Time flies for unusual concert

Guest director and soloist, Italian violinist Lorenza Borrani. Photo: Piera Mungiguerra

Music / Beethoven & Prokofiev. Australian Chamber Orchestra. At Llewellyn Hall, March 9. Reviewed by Graham McDonald

THIS was an unusual concert in that all three works presented were not originally written for string orchestra. Sergei Prokofiev’s Violin Sonata No 1 in F minor, Op.80 was written for violin and piano, Such Different Paths by English/Bulgarian composer Dobrinka Tabakova started as a string septet and Beethoven’s last string quartet was just that.

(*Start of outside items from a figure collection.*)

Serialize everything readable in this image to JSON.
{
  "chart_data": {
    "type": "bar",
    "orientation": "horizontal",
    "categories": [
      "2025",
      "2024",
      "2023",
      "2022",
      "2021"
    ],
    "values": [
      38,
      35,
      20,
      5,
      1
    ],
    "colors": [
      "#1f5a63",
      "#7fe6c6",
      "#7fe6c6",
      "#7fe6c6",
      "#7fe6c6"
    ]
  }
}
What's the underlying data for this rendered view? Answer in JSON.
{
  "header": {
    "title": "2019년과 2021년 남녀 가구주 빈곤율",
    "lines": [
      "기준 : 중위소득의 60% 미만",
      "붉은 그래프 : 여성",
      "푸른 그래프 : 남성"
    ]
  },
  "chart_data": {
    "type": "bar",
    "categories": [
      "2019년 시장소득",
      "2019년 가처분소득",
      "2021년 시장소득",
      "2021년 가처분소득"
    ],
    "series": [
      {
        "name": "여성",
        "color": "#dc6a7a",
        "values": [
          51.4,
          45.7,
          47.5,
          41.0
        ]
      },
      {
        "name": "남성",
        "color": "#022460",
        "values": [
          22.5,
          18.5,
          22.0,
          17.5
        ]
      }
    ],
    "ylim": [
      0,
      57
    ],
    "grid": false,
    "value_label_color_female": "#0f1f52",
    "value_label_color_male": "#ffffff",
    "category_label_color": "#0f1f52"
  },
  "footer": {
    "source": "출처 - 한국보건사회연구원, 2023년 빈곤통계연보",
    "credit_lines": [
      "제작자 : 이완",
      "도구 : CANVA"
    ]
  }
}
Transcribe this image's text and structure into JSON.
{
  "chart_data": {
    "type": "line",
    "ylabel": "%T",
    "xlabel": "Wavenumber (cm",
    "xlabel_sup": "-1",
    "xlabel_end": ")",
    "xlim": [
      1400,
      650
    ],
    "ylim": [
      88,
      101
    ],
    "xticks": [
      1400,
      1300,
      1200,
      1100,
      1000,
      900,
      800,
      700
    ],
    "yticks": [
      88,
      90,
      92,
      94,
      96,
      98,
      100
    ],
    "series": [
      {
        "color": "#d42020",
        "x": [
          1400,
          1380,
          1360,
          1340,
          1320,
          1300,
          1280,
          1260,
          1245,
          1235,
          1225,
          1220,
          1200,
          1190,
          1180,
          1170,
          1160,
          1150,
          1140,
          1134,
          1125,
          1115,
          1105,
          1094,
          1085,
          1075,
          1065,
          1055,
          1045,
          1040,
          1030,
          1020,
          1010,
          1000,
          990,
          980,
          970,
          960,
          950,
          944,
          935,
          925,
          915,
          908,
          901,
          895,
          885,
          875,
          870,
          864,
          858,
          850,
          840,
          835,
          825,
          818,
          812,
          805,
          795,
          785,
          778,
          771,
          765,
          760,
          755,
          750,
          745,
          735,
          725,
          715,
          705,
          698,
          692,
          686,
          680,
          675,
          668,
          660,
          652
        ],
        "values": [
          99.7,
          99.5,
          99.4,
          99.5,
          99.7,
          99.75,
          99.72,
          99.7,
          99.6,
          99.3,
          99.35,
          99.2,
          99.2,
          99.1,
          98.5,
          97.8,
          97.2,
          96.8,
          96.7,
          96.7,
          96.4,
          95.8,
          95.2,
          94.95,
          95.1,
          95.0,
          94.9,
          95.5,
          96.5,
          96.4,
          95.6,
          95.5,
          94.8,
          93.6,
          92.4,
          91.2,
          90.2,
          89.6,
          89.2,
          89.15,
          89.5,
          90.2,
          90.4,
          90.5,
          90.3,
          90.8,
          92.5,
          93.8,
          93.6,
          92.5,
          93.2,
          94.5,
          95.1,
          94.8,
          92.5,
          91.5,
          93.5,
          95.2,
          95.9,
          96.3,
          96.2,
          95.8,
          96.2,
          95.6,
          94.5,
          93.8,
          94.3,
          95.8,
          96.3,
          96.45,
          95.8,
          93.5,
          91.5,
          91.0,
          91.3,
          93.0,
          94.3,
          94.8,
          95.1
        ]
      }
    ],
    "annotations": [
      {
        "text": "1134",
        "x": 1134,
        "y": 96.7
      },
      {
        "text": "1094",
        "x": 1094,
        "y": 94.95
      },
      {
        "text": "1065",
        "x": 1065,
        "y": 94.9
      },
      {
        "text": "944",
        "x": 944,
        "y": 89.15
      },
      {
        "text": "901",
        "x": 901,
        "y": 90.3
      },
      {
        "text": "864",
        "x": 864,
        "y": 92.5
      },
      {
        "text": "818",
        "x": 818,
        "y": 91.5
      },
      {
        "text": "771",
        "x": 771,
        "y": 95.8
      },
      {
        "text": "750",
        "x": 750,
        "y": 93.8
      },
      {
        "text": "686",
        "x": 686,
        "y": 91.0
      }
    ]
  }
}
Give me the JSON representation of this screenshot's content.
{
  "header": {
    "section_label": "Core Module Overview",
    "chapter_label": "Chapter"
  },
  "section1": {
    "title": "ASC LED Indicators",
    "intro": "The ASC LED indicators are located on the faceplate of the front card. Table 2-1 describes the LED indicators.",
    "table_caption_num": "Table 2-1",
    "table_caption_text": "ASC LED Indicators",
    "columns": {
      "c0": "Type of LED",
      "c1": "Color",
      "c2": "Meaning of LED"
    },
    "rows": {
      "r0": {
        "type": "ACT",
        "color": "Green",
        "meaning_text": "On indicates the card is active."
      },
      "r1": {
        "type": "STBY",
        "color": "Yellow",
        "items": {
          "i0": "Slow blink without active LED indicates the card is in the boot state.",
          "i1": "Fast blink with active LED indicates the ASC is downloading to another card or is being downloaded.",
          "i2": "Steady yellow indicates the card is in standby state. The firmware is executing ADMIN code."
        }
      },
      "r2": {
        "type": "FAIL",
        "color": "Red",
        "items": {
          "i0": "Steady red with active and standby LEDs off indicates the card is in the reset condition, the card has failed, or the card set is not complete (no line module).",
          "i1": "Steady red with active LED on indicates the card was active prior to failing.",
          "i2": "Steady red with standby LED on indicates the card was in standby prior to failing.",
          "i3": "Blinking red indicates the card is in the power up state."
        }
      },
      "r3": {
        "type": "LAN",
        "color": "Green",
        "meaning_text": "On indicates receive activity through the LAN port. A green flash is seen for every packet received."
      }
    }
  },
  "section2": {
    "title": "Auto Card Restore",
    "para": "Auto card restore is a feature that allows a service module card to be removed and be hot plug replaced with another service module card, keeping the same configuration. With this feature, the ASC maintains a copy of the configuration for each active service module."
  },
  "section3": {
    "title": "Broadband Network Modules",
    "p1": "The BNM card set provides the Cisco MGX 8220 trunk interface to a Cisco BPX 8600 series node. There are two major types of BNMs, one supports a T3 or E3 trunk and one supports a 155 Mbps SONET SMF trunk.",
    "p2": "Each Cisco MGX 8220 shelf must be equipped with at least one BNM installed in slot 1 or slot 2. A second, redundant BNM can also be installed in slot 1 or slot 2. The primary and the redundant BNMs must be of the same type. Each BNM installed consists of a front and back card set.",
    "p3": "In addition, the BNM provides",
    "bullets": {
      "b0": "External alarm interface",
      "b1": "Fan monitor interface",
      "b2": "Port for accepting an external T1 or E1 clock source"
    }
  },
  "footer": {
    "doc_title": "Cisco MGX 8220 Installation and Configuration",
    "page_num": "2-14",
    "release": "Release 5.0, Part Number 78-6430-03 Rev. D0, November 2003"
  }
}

The Prokofiev sonata was arranged for violin and string orchestra by guest director and soloist, Italian violinist Lorenza Borrani. The arrangement works delightfully well and it was fascinating to try to pick out how the piano part was expanded and embellished for 16 string players. The piano parts could certainly be heard in the cello and bass lines, often with the violas taking the middle of the keyboard and two ever shifting violin parts on top. Lorenza Borrani brought passion to the solo violin parts while still directing the orchestra through a memorable performance. The orchestra applauded her as enthusiastically as the audience.

Such Different Paths is a more recent composition, written originally for Dutch violinist Janine Jansen and scored for seven string players; two violins, two violas, two cellos and bass. The violin parts were expanded into two sections of five, sometimes it seems with three solo lines that constantly shifted and swapped around. This complex and intriguing music, full of dense chords with clashing harmonies. The work ends with harmonics played on the cellos, violas and the first violin section before resolving finally to just the cellos and bass.

The final work was Beethoven’s String Quartet in F major, op.135, written in 1826, the year before his death. The quartet has been expanded with some extra lines for the violins that allowed the first violin part, again played by Borrani, some fancy solo lines. This piece was perhaps was the least successful of the arrangements for string orchestra. The four lines of the quartet may have lost a little clarity with the extra instrumentation, but that would be only the most minor criticism.

As always the ACO played with the skill, musicianship and enjoyment we have come to expect. They look like they are having a good time and that communicates itself to the audience. I cannot recollect a concert passing so quickly. A memorable evening.